Margaret Sanger in the US–Mexico Borderlands

Friday, January 3, 2025: 1:50 PM
Bryant Room (New York Hilton)
Lina-Maria Murillo, University of Iowa
On 15 April 1952, Margaret Sanger gave a radio address to El Pasoans in celebration of Planned Parenthood of El Paso’s fifteenth anniversary. In a firm voice, 73-year-old Sanger spoke of the important work of the birth control clinic aiding poor families along the border. It was through these clinics that they received the most critical information about family limitation. She reminded her audience of the dearth of resources that surrounded them. “These are the only clinics in 300-hundred miles in any direction,” she declared. Sanger thanked the gracious families who had supported the organization for over a decade stating, “These parents are our best self-supporting citizens in the nation.
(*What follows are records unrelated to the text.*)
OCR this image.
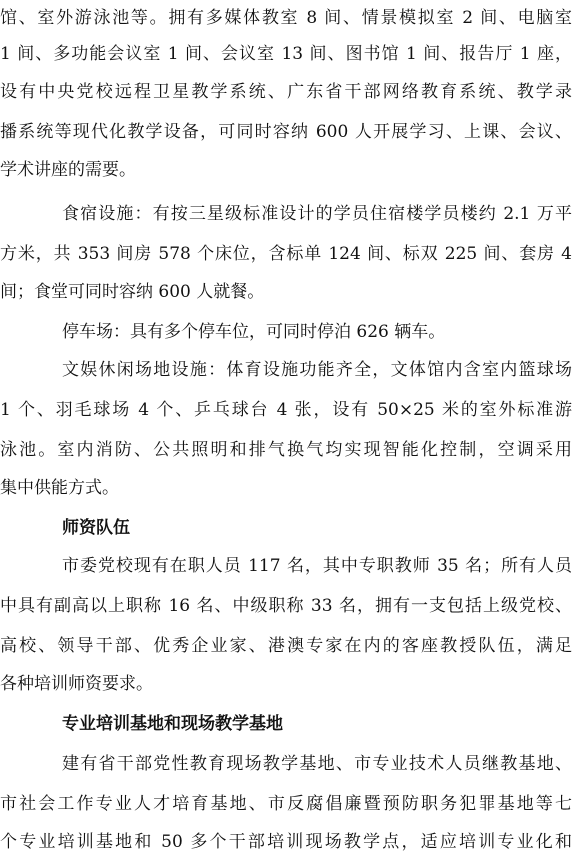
馆、室外游泳池等。拥有多媒体教室 8 间、情景模拟室 2 间、电脑室
1 间、多功能会议室 1 间、会议室 13 间、图书馆 1 间、报告厅 1 座，
设有中央党校远程卫星教学系统、广东省干部网络教育系统、教学录
播系统等现代化教学设备，可同时容纳 600 人开展学习、上课、会议、
学术讲座的需要。
食宿设施：有按三星级标准设计的学员住宿楼学员楼约 2.1 万平
方米，共 353 间房 578 个床位，含标单 124 间、标双 225 间、套房 4
间；食堂可同时容纳 600 人就餐。
停车场：具有多个停车位，可同时停泊 626 辆车。
文娱休闲场地设施：体育设施功能齐全，文体馆内含室内篮球场
1 个、羽毛球场 4 个、乒乓球台 4 张，设有 50×25 米的室外标准游
泳池。室内消防、公共照明和排气换气均实现智能化控制，空调采用
集中供能方式。
师资队伍
市委党校现有在职人员 117 名，其中专职教师 35 名；所有人员
中具有副高以上职称 16 名、中级职称 33 名，拥有一支包括上级党校、
高校、领导干部、优秀企业家、港澳专家在内的客座教授队伍，满足
各种培训师资要求。
专业培训基地和现场教学基地
建有省干部党性教育现场教学基地、市专业技术人员继教基地、
市社会工作专业人才培育基地、市反腐倡廉暨预防职务犯罪基地等七
个专业培训基地和 50 多个干部培训现场教学点，适应培训专业化和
They are producing and educating children to become an asset to our country.” Quickly her address turned toward the evils of overpopulation and the great need for continued support of birth control as a key component of population control. Despite the shadow of the Holocaust’s horrors hovering over recent memory, Sanger chastised Italy and Germany for not doing more to curb excess births. She also invoked the potential population explosions in China and India. She cautioned her audience that by the end of her on-air statement an additional “500 babies” would be born who needed food and clothes on an already bursting planet. This paper examines the history of Sanger’s population control rhetoric in the US-Mexico borderlands and how it connected international fears of overpopulation to the United States’s southern border. Her words fostered Anglo’s obsession with population control ideology that comprised control of the majority Mexican-origin community’s access to health care, including various forms of reproductive health.